Alert: This is a 'Rant' post though I wouldn't really call it that. Make it a 'shout-out' to the universe to make things right. Yep, that seems just about right. 'Shouting out to the universe to make things Right' post this is. And please do not ask me about this or refer to this happenstance you meet or talk to me anytime. For you, this is one of those posts you just read and forget in the big wild jungle of blogs while for me this is one of the posts that I will wish sometime in the future that I had not posted but hey today I don't feel that so here goes.
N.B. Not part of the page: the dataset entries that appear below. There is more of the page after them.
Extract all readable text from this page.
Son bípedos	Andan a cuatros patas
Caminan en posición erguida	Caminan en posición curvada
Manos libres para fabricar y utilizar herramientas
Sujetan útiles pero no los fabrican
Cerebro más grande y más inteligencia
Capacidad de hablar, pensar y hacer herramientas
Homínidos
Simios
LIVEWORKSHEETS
So I've returned to work now. It's easy but its also getting tougher as the hours passby and I don't get an update on how my baby is doing. I feel so cheated by the entire thing. What's wrong in me checking up every hour? What's wrong in me asking for every small detail? After all this is just the second day I am leaving her in 15 months and it feels like I 'forgot' something essential at home. Everytime I look at the clock, I wonder what she is doing? Has she had her morning milk? Has she been bathed? Is she taking her first nap of the day? Is she still coughing as she was when she woke up when I left home? To a mom who has watched her child EVERY waking minute in the past five and odd months, isn't it but normal to worry about how her baby is doing in someone else' care? Admiteddly that someone might care for her just as much as me but hey this is my second day away from her and I am sorry but I just can't trust another person to care for her like I have/would have done so. Yes, things might be happening differently, she might take a longer nap, refuse to be put down, take half an hour to finish a bottle vis-a-vis the five minute gulp down she does with me BUT I want to know it. AND I want to wonder aloud, YES ALOUD, IN YOUR FACE ALOUD, and ask the caretaker WHY. It doesn't mean I am doubting the caretaker's ability to take care but simply I have the need to ask WHY. Withholding this information from me and not allowing me to know what my baby is doing at any given point in time when I am away from her feels so wrong to me.
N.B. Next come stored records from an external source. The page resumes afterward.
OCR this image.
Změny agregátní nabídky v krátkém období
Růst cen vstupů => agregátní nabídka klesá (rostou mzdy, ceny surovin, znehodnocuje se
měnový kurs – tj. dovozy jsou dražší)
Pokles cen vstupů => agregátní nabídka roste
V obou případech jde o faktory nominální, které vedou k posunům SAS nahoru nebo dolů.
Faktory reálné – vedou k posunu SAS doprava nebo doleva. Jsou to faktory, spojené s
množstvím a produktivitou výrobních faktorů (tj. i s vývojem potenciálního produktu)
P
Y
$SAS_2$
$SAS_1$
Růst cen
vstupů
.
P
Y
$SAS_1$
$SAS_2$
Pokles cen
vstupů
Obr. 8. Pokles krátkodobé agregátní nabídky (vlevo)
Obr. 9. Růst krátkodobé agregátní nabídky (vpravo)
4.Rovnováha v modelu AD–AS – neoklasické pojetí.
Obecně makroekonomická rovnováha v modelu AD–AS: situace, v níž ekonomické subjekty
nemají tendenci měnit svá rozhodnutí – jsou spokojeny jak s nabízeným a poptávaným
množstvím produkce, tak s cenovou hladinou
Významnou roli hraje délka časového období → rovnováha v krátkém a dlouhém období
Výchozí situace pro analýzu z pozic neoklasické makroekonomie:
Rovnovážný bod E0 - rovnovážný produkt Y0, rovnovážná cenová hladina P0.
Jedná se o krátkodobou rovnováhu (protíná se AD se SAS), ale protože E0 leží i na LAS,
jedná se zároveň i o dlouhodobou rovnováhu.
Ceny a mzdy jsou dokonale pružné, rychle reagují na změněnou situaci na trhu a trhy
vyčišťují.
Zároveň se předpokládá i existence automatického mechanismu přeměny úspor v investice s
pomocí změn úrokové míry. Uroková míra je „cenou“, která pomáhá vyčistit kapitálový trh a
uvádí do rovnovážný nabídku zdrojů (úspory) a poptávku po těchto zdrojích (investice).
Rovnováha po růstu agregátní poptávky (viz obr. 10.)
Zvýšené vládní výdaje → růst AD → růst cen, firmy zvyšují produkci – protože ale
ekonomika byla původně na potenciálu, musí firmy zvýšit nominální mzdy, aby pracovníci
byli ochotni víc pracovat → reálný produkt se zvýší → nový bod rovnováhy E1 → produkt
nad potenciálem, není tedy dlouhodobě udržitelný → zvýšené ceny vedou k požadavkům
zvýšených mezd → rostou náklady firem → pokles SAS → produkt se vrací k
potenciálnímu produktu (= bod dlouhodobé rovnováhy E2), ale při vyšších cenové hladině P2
My chest gets heavy and my head starts to ache as every minute passes without a sign of a message, call or email about her. And I can't call or do any of it myself lest I anger the caretaker and that affects how my baby is taken care. Tears roll down my cheeks without worrying that I am surrounded by a hundred or so people in the open office. I want to be home taking care of my baby. Going for hours together without food under a hot roof soothing a fussy child or controlling the urge to pee for endless mintues to just have one more 'minute' with the baby and successfully have her take a nap is far more preferable to me than sitting in a perfectly airconditioned room with endless 'me' time ahead. This is all so so wrong. And all because I need to work. All because I need to provide for the future comforts 'we' have planned. All freaking because I made some decisions in life that I shouldn't have. But it all doesn't matter now. Right now. I just wish one thing. I just wish someone would tell me what my baby is doing now.
Edited to add: So I overreacted but I am not going to delete it :)) Blame it on the hormones!
Edited to add: So I overreacted but I am not going to delete it :)) Blame it on the hormones!